6. The wind field prediction method based on big data according to claim 5, characterized in that: In step S1, the wind field data acquisition involves obtaining historical wind field monitoring data, including wind turbine operation data, meteorological monitoring data, and numerical weather forecast data. Preprocessing is performed, including outlier handling, missing value completion, and data normalization; And the data is labeled to indicate the actual wind speed at future time steps; Obtain the wind field dataset.

7. The wind field prediction method based on big data according to claim 6, characterized in that: In step S5, the real-time wind field prediction is based on the established wind field prediction model. The wind field monitoring data is collected in real time, preprocessed, and then input into the wind field prediction model to obtain a normalized prediction value, which is then converted into the actual wind speed. Output the predicted wind speed value of the wind field; As a result of real-time wind field prediction.

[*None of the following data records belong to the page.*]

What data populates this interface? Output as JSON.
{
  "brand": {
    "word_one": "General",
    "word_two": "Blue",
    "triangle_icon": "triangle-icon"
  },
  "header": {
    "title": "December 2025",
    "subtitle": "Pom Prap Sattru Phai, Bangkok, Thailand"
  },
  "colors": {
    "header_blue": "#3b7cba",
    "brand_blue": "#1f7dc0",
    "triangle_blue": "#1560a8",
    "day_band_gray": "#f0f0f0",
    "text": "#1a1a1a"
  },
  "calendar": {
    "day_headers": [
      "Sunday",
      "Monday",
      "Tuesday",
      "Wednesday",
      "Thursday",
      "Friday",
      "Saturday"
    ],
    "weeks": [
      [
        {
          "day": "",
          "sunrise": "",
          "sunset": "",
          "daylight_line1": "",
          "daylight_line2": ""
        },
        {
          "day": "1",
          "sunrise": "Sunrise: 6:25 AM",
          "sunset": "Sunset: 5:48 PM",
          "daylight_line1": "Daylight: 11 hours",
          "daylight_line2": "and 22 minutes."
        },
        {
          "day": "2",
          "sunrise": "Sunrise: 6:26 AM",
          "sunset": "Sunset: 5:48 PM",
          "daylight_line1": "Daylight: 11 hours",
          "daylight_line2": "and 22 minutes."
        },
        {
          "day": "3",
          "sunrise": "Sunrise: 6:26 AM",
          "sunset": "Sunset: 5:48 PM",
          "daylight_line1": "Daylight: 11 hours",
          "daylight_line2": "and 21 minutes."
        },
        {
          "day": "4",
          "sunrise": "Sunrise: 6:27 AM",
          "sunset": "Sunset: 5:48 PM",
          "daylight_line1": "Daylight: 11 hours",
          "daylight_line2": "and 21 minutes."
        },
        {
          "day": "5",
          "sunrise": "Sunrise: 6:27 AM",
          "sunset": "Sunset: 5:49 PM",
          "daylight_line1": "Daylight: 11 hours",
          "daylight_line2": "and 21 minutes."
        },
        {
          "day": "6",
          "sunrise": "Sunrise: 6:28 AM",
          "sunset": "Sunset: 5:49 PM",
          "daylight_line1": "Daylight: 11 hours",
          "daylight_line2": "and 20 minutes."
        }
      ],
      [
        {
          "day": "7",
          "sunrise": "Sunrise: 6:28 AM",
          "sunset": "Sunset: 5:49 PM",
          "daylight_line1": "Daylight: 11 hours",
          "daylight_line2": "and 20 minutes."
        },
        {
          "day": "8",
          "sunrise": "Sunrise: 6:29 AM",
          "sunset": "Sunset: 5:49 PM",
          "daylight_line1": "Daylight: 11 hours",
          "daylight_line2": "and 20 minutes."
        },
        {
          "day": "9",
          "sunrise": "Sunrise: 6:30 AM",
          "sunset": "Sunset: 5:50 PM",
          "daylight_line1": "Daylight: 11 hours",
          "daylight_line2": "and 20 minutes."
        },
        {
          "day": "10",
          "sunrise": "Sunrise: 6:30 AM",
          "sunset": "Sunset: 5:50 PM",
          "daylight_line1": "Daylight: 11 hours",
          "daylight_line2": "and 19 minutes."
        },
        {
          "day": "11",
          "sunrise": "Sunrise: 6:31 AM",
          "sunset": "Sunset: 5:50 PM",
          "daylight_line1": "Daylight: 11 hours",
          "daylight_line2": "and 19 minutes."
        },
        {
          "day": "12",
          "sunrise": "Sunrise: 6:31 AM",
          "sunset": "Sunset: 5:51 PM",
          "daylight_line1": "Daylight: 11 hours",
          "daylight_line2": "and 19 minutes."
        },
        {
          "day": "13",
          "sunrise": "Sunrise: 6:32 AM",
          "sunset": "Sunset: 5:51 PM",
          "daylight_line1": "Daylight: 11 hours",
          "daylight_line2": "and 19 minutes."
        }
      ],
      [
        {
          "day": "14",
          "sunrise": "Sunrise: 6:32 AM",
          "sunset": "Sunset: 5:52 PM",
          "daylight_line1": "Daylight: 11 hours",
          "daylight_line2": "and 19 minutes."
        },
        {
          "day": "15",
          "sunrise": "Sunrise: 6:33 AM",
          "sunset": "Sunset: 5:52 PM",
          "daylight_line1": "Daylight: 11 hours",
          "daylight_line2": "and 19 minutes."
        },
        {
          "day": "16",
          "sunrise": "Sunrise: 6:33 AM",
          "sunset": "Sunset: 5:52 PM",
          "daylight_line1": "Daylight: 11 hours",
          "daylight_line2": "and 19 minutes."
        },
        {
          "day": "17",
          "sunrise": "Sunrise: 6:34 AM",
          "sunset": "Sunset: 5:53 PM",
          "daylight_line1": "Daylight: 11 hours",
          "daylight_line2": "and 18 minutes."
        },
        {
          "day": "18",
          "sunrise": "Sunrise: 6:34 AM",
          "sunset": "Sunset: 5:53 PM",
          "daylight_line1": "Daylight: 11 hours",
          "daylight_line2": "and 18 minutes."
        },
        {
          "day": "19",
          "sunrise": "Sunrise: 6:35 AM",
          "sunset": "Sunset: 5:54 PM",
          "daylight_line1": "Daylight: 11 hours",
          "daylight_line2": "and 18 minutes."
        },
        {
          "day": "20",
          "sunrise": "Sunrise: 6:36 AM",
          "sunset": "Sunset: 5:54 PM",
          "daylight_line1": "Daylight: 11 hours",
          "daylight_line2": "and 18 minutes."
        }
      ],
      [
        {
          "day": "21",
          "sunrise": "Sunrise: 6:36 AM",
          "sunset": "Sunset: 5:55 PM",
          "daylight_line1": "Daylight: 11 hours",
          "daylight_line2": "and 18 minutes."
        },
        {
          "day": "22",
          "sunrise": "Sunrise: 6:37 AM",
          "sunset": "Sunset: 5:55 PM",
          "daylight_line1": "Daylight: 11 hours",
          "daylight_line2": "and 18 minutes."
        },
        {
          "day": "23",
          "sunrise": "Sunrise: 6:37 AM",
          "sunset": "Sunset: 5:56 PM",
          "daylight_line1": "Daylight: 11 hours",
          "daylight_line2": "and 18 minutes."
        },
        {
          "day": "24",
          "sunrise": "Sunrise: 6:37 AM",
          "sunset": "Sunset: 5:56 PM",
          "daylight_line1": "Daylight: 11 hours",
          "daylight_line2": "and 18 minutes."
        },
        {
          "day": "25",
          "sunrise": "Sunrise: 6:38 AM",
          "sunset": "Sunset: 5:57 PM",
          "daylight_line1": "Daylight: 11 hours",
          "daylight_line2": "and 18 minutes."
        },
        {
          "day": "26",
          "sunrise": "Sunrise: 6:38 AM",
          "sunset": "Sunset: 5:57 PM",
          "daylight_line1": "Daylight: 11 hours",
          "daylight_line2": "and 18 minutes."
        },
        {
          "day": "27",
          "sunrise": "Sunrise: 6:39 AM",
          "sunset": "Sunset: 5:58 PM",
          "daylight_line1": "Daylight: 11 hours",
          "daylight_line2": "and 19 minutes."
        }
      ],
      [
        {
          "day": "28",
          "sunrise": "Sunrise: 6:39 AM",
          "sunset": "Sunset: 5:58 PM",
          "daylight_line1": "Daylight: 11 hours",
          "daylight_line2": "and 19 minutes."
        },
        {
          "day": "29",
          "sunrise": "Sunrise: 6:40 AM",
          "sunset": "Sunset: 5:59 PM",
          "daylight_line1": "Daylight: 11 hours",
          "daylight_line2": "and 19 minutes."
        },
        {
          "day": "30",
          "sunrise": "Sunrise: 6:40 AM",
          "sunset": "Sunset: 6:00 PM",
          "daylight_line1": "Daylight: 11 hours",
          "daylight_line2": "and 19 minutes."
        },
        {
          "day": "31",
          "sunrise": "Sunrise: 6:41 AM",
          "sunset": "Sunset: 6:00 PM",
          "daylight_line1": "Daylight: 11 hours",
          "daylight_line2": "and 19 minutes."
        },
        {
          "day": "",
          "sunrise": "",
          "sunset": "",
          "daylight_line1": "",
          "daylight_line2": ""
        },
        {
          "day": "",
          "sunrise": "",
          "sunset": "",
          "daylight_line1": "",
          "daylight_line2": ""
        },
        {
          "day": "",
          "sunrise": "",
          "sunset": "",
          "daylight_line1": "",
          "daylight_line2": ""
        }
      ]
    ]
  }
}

8. A wind field prediction system based on big data, used to implement the wind field prediction method based on big data as described in any one of claims 1-7, characterized in that: It includes a wind field data acquisition module, a wind speed interval feature quantification module, a wind field prediction loss framework construction module, a wind field prediction model establishment module, and a real-time wind field prediction module; The wind field data acquisition module acquires historical wind field monitoring data, performs preprocessing, and obtains a wind field dataset. The wind speed interval feature quantization module divides the wind field dataset into wind speed intervals and calculates interval weights and error sensitivity enhancement factors to achieve wind speed interval feature quantization. The wind field prediction loss framework construction module defines the prediction relative error of the fusion error sensitivity enhancement factor and designs a unified loss framework; The wind field prediction model building module uses a unified loss framework as the loss function, embeds interval weights and error sensitivity enhancement factors, and builds a wind field prediction model. The real-time wind field prediction module predicts the wind field based on the established wind field prediction model and the real-time collected wind field monitoring data.